İbni Sina’nın geleneksel tıp anlayışında, fiziksel ve ruhsal dengenin sağlanması bulunmaktadır. Ünlü bilim insanına göre doktorlar, hastalarının ilk olarak hangi yapıda olduğunu belirlemelidir. Fiziksel ve ruhsal denge bozulmuşsa, hastanın bu dengeyi geri kazanması sağlanmalıdır.
Günümüze Gelen Tedavi Yöntemleri
İbn-i Sina, çeşitli tedavi yöntemlerini eserlerinde anlatmış bir bilim insanıdır. Bu tedavilerin ortak özelliği, fiziksel ve ruhsal dengenin yeniden sağlanması üzerinedir. Her tedavi, kişiye özel olarak uygulanır. Genel olarak İbn-i Sina geleneksel tıbbı şunları içermektedir:
Beslenme Tedavisi
İbn-i Sina, insanların 8 yoldan beslendiğini belirtmiştir. Bunlar yedikleri, kokladıkları, duydukları, gördükleri, düşündükleri, dokundukları, cinsel yaşamı ve sosyal çevresidir. Doktorunuz, bütün bu beslenme alışkanlıklarınızı ayrı ayrı sorgular ve gereken düzenlemeleri yaparak, sizin fiziksel ve ruhsal dengenizin yeniden sağlanmasını sağlar.
Hacamat Tedavisi (Kupa Tedavisi)
Geleneksel tıp teknikleri arasında en meşhur olan hacamat tedavisi, alternatif tıbbın önemli bir üyesidir. Vücudun ağır metallerden temizlenmesi ve kirli kanın atılması, bu tedavi yönteminin temelini oluşturmaktadır. Her ne kadar günümüz tıp teknolojileri çok gelişmiş olsa da, geleneksel tıbba olan ilgi ve modern tıpla birleştirilmesi giderek daha fazla önem kazanmaktadır.

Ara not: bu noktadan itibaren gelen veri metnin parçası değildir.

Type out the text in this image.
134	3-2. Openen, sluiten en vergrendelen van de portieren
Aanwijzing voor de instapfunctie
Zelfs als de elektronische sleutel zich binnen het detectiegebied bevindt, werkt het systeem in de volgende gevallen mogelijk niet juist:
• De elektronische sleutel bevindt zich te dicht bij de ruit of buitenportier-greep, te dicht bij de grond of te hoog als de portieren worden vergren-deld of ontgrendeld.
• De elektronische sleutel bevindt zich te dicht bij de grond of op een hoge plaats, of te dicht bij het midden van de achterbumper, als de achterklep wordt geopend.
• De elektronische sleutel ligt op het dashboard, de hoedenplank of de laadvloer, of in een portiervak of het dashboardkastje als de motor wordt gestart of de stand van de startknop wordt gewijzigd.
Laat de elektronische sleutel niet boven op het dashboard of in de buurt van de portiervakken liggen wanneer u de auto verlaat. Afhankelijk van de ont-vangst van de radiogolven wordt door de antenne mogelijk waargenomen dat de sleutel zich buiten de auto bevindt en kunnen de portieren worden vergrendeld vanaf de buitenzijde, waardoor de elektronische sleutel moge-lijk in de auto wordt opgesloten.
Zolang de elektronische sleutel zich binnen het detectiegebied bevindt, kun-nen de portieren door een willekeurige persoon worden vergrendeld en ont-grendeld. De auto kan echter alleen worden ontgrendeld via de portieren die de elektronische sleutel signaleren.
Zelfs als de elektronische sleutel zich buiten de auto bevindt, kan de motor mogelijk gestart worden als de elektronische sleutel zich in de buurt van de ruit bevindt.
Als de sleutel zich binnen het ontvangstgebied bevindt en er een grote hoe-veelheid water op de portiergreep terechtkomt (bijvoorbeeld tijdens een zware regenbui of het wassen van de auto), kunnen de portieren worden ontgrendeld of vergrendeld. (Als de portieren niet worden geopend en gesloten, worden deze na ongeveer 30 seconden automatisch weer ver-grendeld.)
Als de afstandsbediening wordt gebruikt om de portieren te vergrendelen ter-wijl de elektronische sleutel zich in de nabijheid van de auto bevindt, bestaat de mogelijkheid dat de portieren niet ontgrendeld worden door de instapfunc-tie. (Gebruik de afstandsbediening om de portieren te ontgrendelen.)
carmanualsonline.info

Kupa tedavisi olarak da bilinen hacamat, binlerce yıldır kullanılan bir tedavi yöntemidir. Halk dilinde bardak çekme olarak da bilinir. Farklı büyüklüklerde kupaların kullanıldığı bu tedavi yönteminde, bölgedeki kan akışı seviyesi artırılır ve dokulara giden kan ve oksijen miktarının artması sağlanır. Bu da lenflerin toksinleri ve karbondioksitleri daha hızlı atmasını sağlar.
Sülük Tedavisi
Yapılan bilimsel çalışmalarla faydalarının ortaya konmasıyla beraber, giderek daha fazla yaygınlaşan sülük tedavisi, genellikle 5 ile 7 arasında değişen seanslarla uygulanmaktadır. Sülük, hem baş hem de kuyruk tarafında kan emebilen vantuzlar bulundurur. Kendi vücut ağırlığının 8 katına kadar kan emebilme yeteneğine sahiptir. Sülüklerin kan emmesiyle, vücuda yeni kan üretme emri verilir. Sülük tedavisi aynı zamanda bir akupunktur etkisi de oluşturur.
İbn-i Sina geleneksel tedavi yöntemleri adı altında uygulanan bir tedavi olan sülük tedavisinin en büyük faydası ise, sülüğün kan emme esnasında vücuda verdiği bioaktif maddelerdir. Bilimsel çalışmalar, bu maddelerin kan sulandırıcı, damar genişletici, ağrı kesici, kas gevşetici ve hatta hasara uğramış sinirleri geriye dönük olarak tedavi etme gibi özelliklerinin olduğunu ortaya koymaktadır.